TORONTO - The CBC's "effort to 'protect' employees hinders their work," says the Canadian Media Guild.
A few weeks ago the CBC began using software which blocks Internet access to certain sites which have been deemed "offensive", says a Guild press release.
The Corporation says that it bought the blocking software, called Websense, to protect its networks and to limit its liability due to so-called "inappropriate" employee use of offensive web sites.
The Corporation's original announcement about Websense stated that the goal of implementing the software was "to restrict access to offensive sites such as those containing illegal, pornographic or racist material and those that promote hatred or violence", according to CMG.
"It's difficult to dispute the merit of this intent. What Guild members are discovering, though, is that the software is so sensitive that it is making it difficult for them to do their job, particularly if their work requires them to do online research in any of the areas deemed offensive by Websense, which include dating sites, online gambling or file-sharing," says the release.

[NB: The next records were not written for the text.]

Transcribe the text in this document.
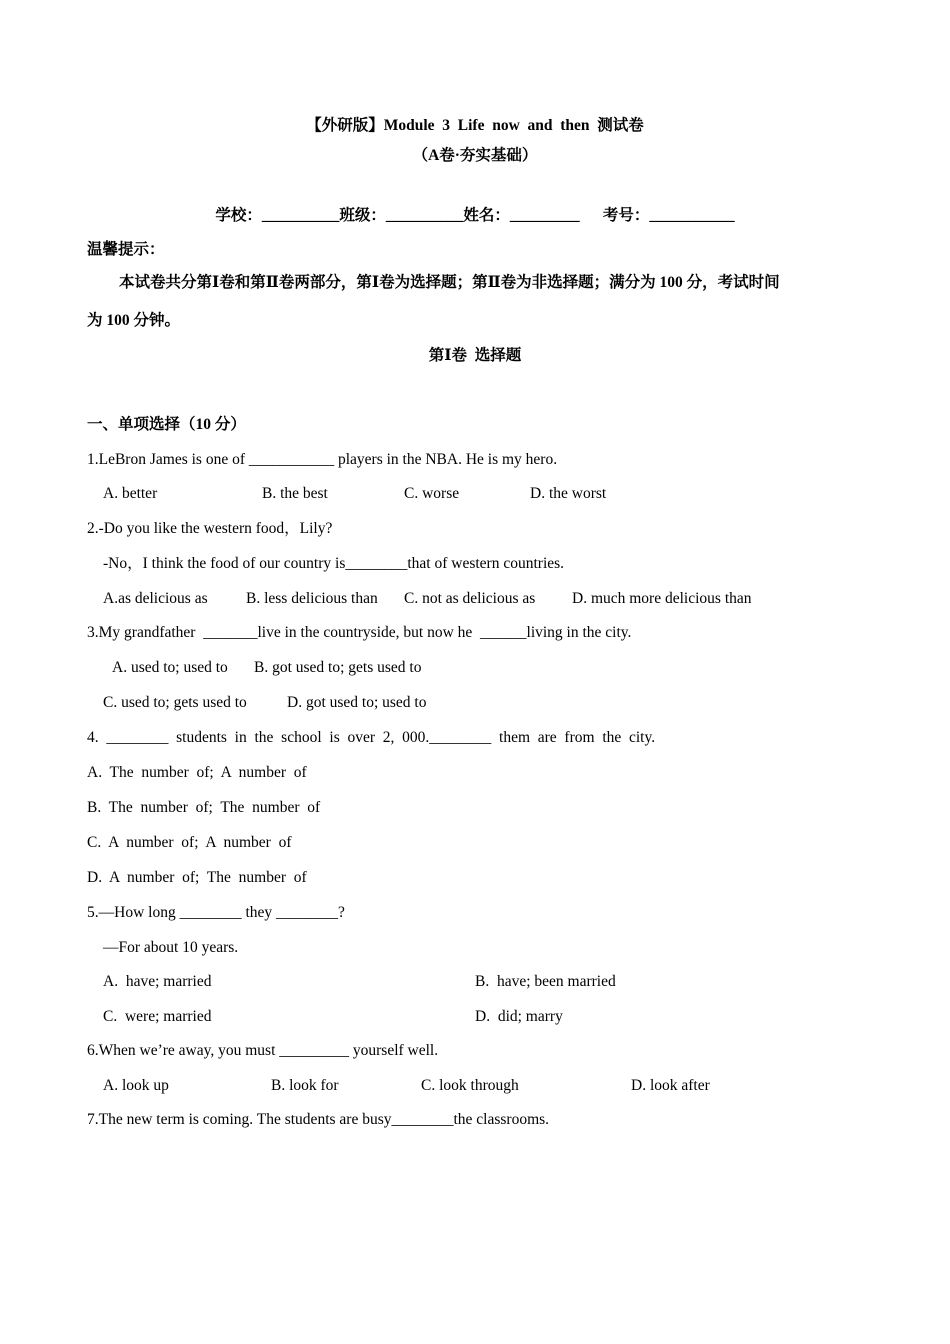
【外研版】Module  3  Life  now  and  then  测试卷
（A卷·夯实基础）
学校：__________班级：__________姓名：_________      考号：___________
温馨提示：
本试卷共分第Ⅰ卷和第Ⅱ卷两部分，第Ⅰ卷为选择题；第Ⅱ卷为非选择题；满分为 100 分，考试时间
为 100 分钟。
第Ⅰ卷  选择题
一、单项选择（10 分）
1.LeBron James is one of ___________ players in the NBA. He is my hero.
A. better	B. the best	C. worse	D. the worst
2.-Do you like the western food，Lily?
-No，I think the food of our country is________that of western countries.
A.as delicious as B. less delicious than C. not as delicious as D. much more delicious than
3.My grandfather  _______live in the countryside, but now he  ______living in the city.
A. used to; used to B. got used to; gets used to
C. used to; gets used to	D. got used to; used to
4.  ________  students  in  the  school  is  over  2,  000.________  them  are  from  the  city.
A.  The  number  of;  A  number  of
B.  The  number  of;  The  number  of
C.  A  number  of;  A  number  of
D.  A  number  of;  The  number  of
5.—How long ________ they ________?
—For about 10 years.
A.  have; married	B.  have; been married
C.  were; married	D.  did; marry
6.When we’re away, you must _________ yourself well.
A. look up	B. look for	C. look through	D. look after
7.The new term is coming. The students are busy________the classrooms.
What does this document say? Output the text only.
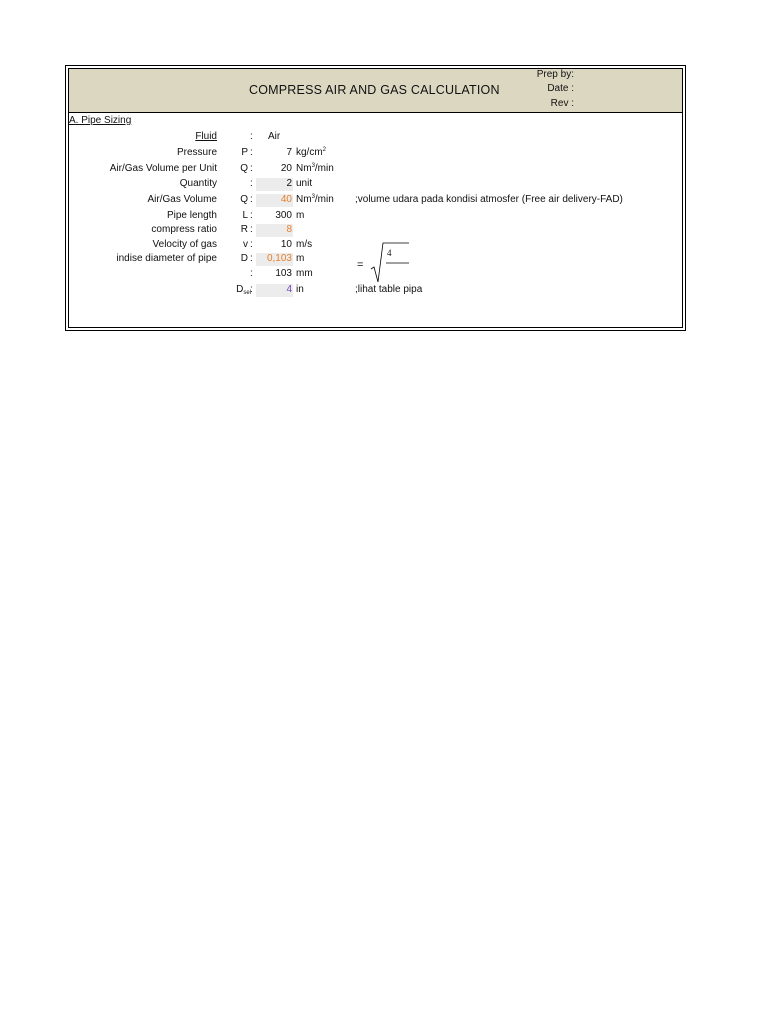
COMPRESS AIR AND GAS CALCULATION
Prep by:
Date :
Rev :
A. Pipe Sizing
Fluid	:	Air
Pressure	P :	7 $kg/cm^2$
Air/Gas Volume per Unit Q :	20 Nm$^3$/min
Quantity	:	2 unit
Air/Gas Volume Q :	40 Nm$^3$/min ;volume udara pada kondisi atmosfer (Free air delivery-FAD)
Pipe length	L :	300 m
compress ratio R :	8
Velocity of gas	v :	10 m/s
indise diameter of pipe D :	0,103 m
:	103 mm
$D_{sel}$ :	4 in	;lihat table pipa
=
4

"An attempted work-around allows employees to get permission from their supervisor to access sites, but the approval process is cumbersome. In the end, it appears that the "protection" afforded to CBC employees is far outweighed by the significant cost of the software, and the fact that our members are unable to access the information that they sometimes need to do their work."
The Guild has been in contact with senior management, as well as CBC's industrial relations department, and a meeting is being scheduled soon to discuss the issue and find solutions, it concluded.